The first part of the answer is straightforward: he’s throwing his changeup much more regularly. In those first three starts, Morton threw just two changeups to right-handed hitters and somewhere between 6 and 11 to lefties (his split-change is awfully hard for PitchFX to classify and often shows up as a slider, but then sometiems his curveballs also show up as sliders and so it’s not always easy to parse without doing it by hand, which I’m not doing). At most, that’s 13 changeups in 299 pitches (4.3%) in his first three starts. In the five starts since, Morton’s thrown between 40 and 54 changeups in 533 pitches (between 7.7% and 10.3% of his pitches).
What’s impressed me the most is the way that Morton’s employing the changeup. I noticed it when looking at the velocity graph of his complete game shutout in Great American Ballpark last week. Early in the game he was hammering away with his sinker like he had early in the year, but as the game wore on he was obviously changing speeds a bit more. Morton throws three basic types of pitches right now. His fastball/sinker sits between 90-92, his changeup clocks in right around 86, and his curveball comes in around 77-78 (and yeah, he can ramp his four-seamer up to 95 and sometimes he throws a split-change and circle-change and sometimes it looks like he throws two different types of breaking pitches … but in general he’s got three speed tiers and that’s what I’m trying to say here). So keep those three plateaus in mind while looking at this graph:
What I love about this is the way Morton uses the changeup.
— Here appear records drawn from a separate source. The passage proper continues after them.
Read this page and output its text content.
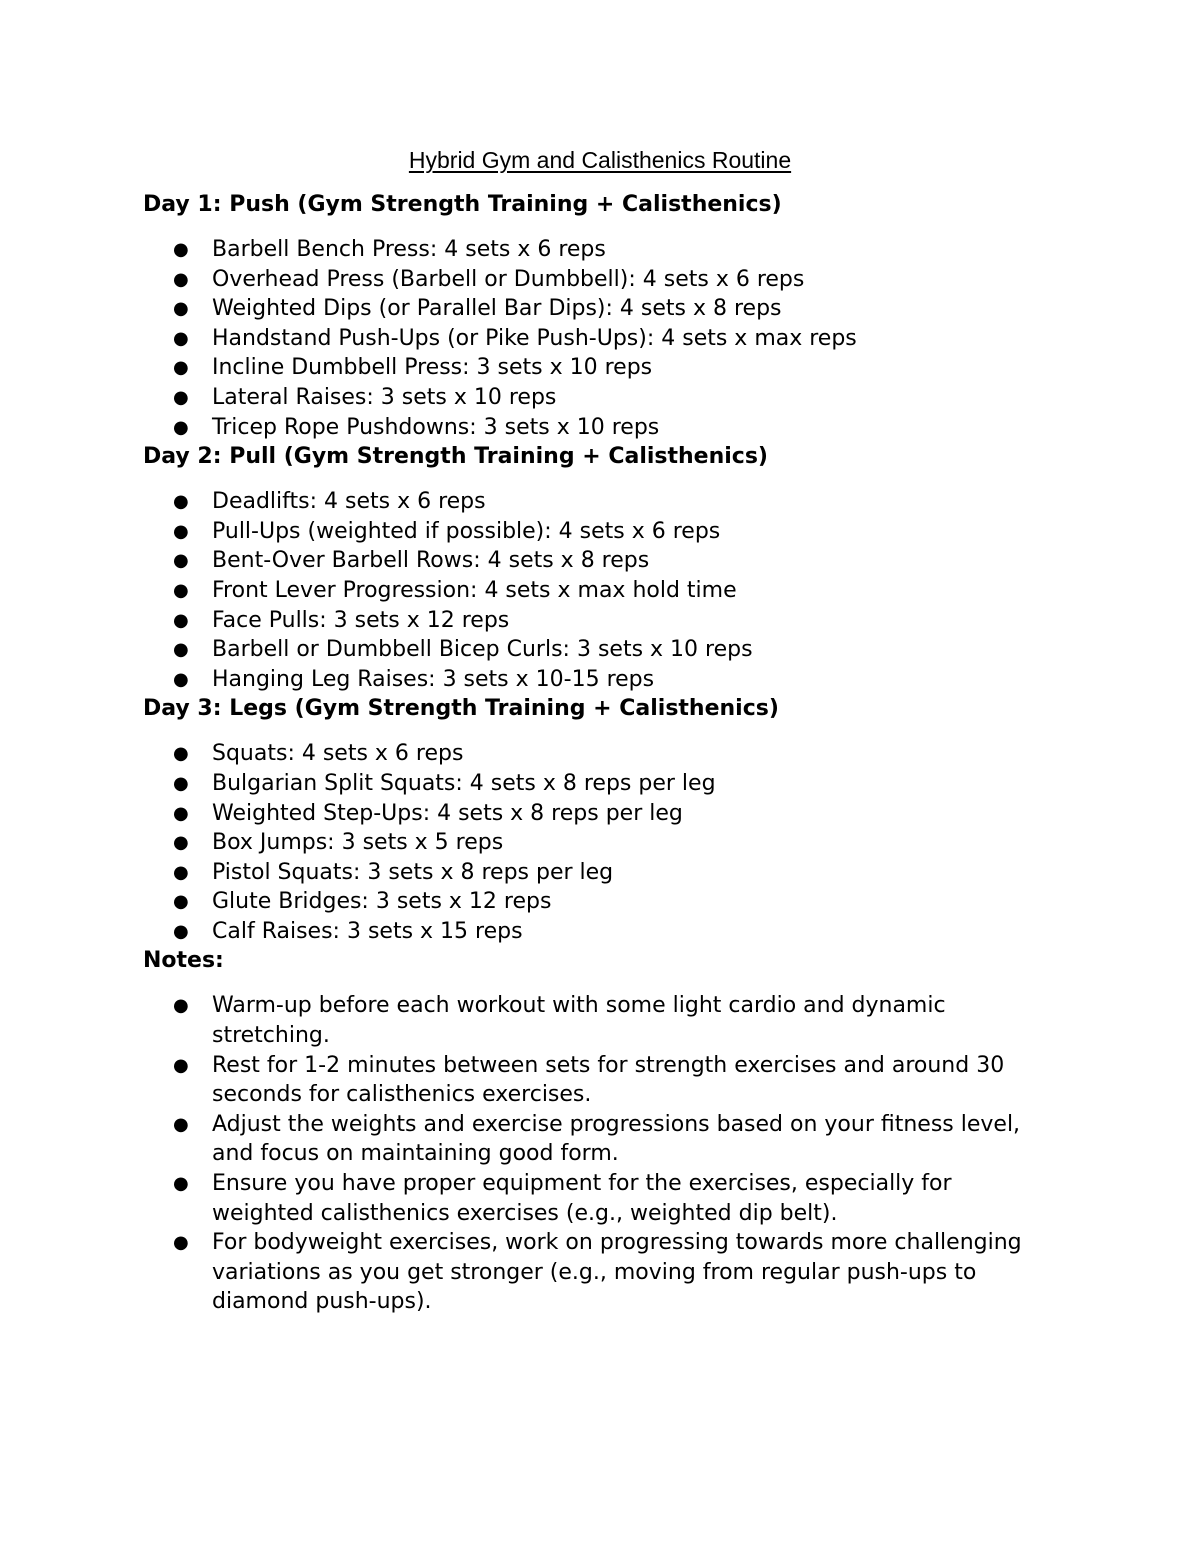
Hybrid Gym and Calisthenics Routine
Day 1: Push (Gym Strength Training + Calisthenics)
● Barbell Bench Press: 4 sets x 6 reps
● Overhead Press (Barbell or Dumbbell): 4 sets x 6 reps
● Weighted Dips (or Parallel Bar Dips): 4 sets x 8 reps
● Handstand Push-Ups (or Pike Push-Ups): 4 sets x max reps
● Incline Dumbbell Press: 3 sets x 10 reps
● Lateral Raises: 3 sets x 10 reps
● Tricep Rope Pushdowns: 3 sets x 10 reps
Day 2: Pull (Gym Strength Training + Calisthenics)
● Deadlifts: 4 sets x 6 reps
● Pull-Ups (weighted if possible): 4 sets x 6 reps
● Bent-Over Barbell Rows: 4 sets x 8 reps
● Front Lever Progression: 4 sets x max hold time
● Face Pulls: 3 sets x 12 reps
● Barbell or Dumbbell Bicep Curls: 3 sets x 10 reps
● Hanging Leg Raises: 3 sets x 10-15 reps
Day 3: Legs (Gym Strength Training + Calisthenics)
● Squats: 4 sets x 6 reps
● Bulgarian Split Squats: 4 sets x 8 reps per leg
● Weighted Step-Ups: 4 sets x 8 reps per leg
● Box Jumps: 3 sets x 5 reps
● Pistol Squats: 3 sets x 8 reps per leg
● Glute Bridges: 3 sets x 12 reps
● Calf Raises: 3 sets x 15 reps
Notes:
● Warm-up before each workout with some light cardio and dynamic stretching.
● Rest for 1-2 minutes between sets for strength exercises and around 30 seconds for calisthenics exercises.
● Adjust the weights and exercise progressions based on your fitness level, and focus on maintaining good form.
● Ensure you have proper equipment for the exercises, especially for weighted calisthenics exercises (e.g., weighted dip belt).
● For bodyweight exercises, work on progressing towards more challenging variations as you get stronger (e.g., moving from regular push-ups to diamond push-ups).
Besides using it twice early, he only throws it three times total in his first 45 or so pitches. He’s pretty much throwing all sinkers and curveballs to that point in the game. But as the game wears on, the Reds got a few runners on base and seemed to be figuring him out. They were probably sitting on the sinker a bit and getting the timing down and so what did Morton do? He suddenly brought out the changeup and threw it four times in about 15 pitches while hardly going to his curve at all. When he went back to the curve around pitch 65, it was a bigger change of pace and now every hitter had the changeup in mind with every sinker that he threw.
Morton’s changeup isn’t a huge change of pace; it’s only 4-6 mph slower than his sinker. The split-change he throws does has some nice break to it, though, and that makes it a different enough pitch than either his sinker or his curveball that it’s effective when used properly. He doesn’t use it that heavily every time out (some nights, like against Houston, he gets into a groove with the sinker and just rolls with it) but in the starts that he brings the changeup out, he’s used it like he did against Cincinnati. He establishes the sinker/curveball tandem and then when the other team starts to settle in, he drops in a bunch of changeups to change the pace up and keep the opponent off balance. Here’s his start against the Rockies on May 1st; he uses it a bunch early and then almost abandons it until pitch number 60, when it comes back with a vengeance:
And here’s his start against San Fracisco on April 26th, where he goes to the changeup a little earlier on (around pitch number 20):
What Morton’s really doing here (along with his catchers and Ray Searage, I’m sure) is picking the spots for his changeup extremely well to maximize the value of a pitch that on its own probably wouldn’t be that effective. He sets hitters up to look for the sinker/curve combo, then brings the change in. Morton’s not just getting by on his Electric Stuff anymore; he’s really pitching circles around his opponents.